Para neutralizar el carácter encubierto del tráfico de drogas y la logística de que dispone, se hace indispensable la coordinación y cooperación internacionales. En la actualidad, la dirección de la guerra contra este flagelo está a cargo de las Naciones Unidas.

Pese a todas las presiones e intereses en juego, el organismo internacional mantiene un criterio firme en la materia. En diciembre de 2000 la ONU celebró la Convención contra la criminalidad organizada, en la ciudad de Palermo, elegida como símbolo de la lucha contra la mafia. En esa ocasión, los delegados de 121 Estados firmaron el primer tratado políticamente vinculante para enfrentar el crimen organizado, con la finalidad de armonizar la legislación de todos los países.

El Papa Juan Pablo II, resumió en una frase -pronunciada en la propia Colombia-, lo que implica el narcotráfico: “El tráfico de drogas es hoy lo que era el comercio de esclavos en el siglo XVII. Los tratantes de esclavos impedían a sus víctimas el ejercicio de la libertad. Los narcotraficantes conducen a las suyas a la destrucción misma de la personalidad” (10-7-86).

Esta reflexión nos lleva a abordar otra cuestión: lo negativo en sí de la drogadicción. Aún, suponiendo, que pudiera ser erradicado el tráfico ilegal, ello no evitaría que continúe existiendo el problema más grave, que es la utilización misma de la droga.

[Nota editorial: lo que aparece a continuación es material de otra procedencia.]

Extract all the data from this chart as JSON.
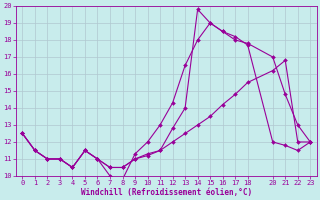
{
  "xlabel": "Windchill (Refroidissement éolien,°C)",
  "bg_color": "#c8ecec",
  "line_color": "#990099",
  "grid_color": "#b0c8d0",
  "xlim": [
    -0.5,
    23.5
  ],
  "ylim": [
    10,
    20
  ],
  "yticks": [
    10,
    11,
    12,
    13,
    14,
    15,
    16,
    17,
    18,
    19,
    20
  ],
  "xticks": [
    0,
    1,
    2,
    3,
    4,
    5,
    6,
    7,
    8,
    9,
    10,
    11,
    12,
    13,
    14,
    15,
    16,
    17,
    18,
    20,
    21,
    22,
    23
  ],
  "line1_x": [
    0,
    1,
    2,
    3,
    4,
    5,
    6,
    7,
    8,
    9,
    10,
    11,
    12,
    13,
    14,
    15,
    16,
    17,
    18,
    20,
    21,
    22,
    23
  ],
  "line1_y": [
    12.5,
    11.5,
    11.0,
    11.0,
    10.5,
    11.5,
    11.0,
    10.0,
    9.8,
    11.3,
    12.0,
    13.0,
    14.3,
    16.5,
    18.0,
    19.0,
    18.5,
    18.0,
    17.8,
    17.0,
    14.8,
    13.0,
    12.0
  ],
  "line2_x": [
    0,
    1,
    2,
    3,
    4,
    5,
    6,
    7,
    8,
    9,
    10,
    11,
    12,
    13,
    14,
    15,
    16,
    17,
    18,
    20,
    21,
    22,
    23
  ],
  "line2_y": [
    12.5,
    11.5,
    11.0,
    11.0,
    10.5,
    11.5,
    11.0,
    10.5,
    10.5,
    11.0,
    11.3,
    11.5,
    12.0,
    12.5,
    13.0,
    13.5,
    14.2,
    14.8,
    15.5,
    16.2,
    16.8,
    12.0,
    12.0
  ],
  "line3_x": [
    0,
    1,
    2,
    3,
    4,
    5,
    6,
    7,
    8,
    9,
    10,
    11,
    12,
    13,
    14,
    15,
    16,
    17,
    18,
    20,
    21,
    22,
    23
  ],
  "line3_y": [
    12.5,
    11.5,
    11.0,
    11.0,
    10.5,
    11.5,
    11.0,
    10.5,
    10.5,
    11.0,
    11.2,
    11.5,
    12.8,
    14.0,
    19.8,
    19.0,
    18.5,
    18.2,
    17.7,
    12.0,
    11.8,
    11.5,
    12.0
  ],
  "xlabel_fontsize": 5.5,
  "tick_fontsize": 5.0,
  "linewidth": 0.8,
  "markersize": 2.0
}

Recordemos el concepto de droga: toda sustancia natural o sintética con capacidad de generar un efecto sobre el sistema nervioso central; generar una dependencia física o psíquica; y constituir un peligro sanitario y social. No puede negarse que el adicto es un enfermo, pero debe destacarse que la drogadicción también es un vicio- hábito negativo- y para los creyentes, un pecado; así lo establece el Catecismo de la Iglesia Católica (nº 2291).

Legalizar el consumo de drogas, sosteniendo que cada persona tiene derecho a decidir sobre su propia vida, implica ignorar que el adicto -palabra que proviene de “esclavo”- “no es consciente de sus actitudes autodestructivas y carece de la capacidad de actuar por el libre albedrío. Todo lo contrario, está enajenado y hasta que no se lo desintoxique no podremos contar con una parte suya capaz de colaborar con nosotros en su propio tratamiento.” “La drogadicción es un fenómeno humano contra natura” (2).

No puede descuidarse el hecho de que, además de las drogas ilícitas, se consumen distintos tipos de sustancias de venta libre o de fácil acceso. También es común la mezcla de alcohol con medicamentos, como el Viagra, que puede producir consecuencias graves en quienes la consumen (La Nación, 21-10-13).

Un experto en el tema, el Dr. Juan Alberto Yaría, que fue posiblemente el mejor funcionario dedicado a la prevención de este flagelo, expresa con firmeza:

“Entramos ya de lleno en la existencia tóxica como propuesta social. Dentro de este contexto de banalización de los conflictos humanos la droga es un objeto de consumo más. En la ética mercantilista, que descalifica cualquier marco objetivo de valores, la droga si es demandada debe ser ofrecida” (3).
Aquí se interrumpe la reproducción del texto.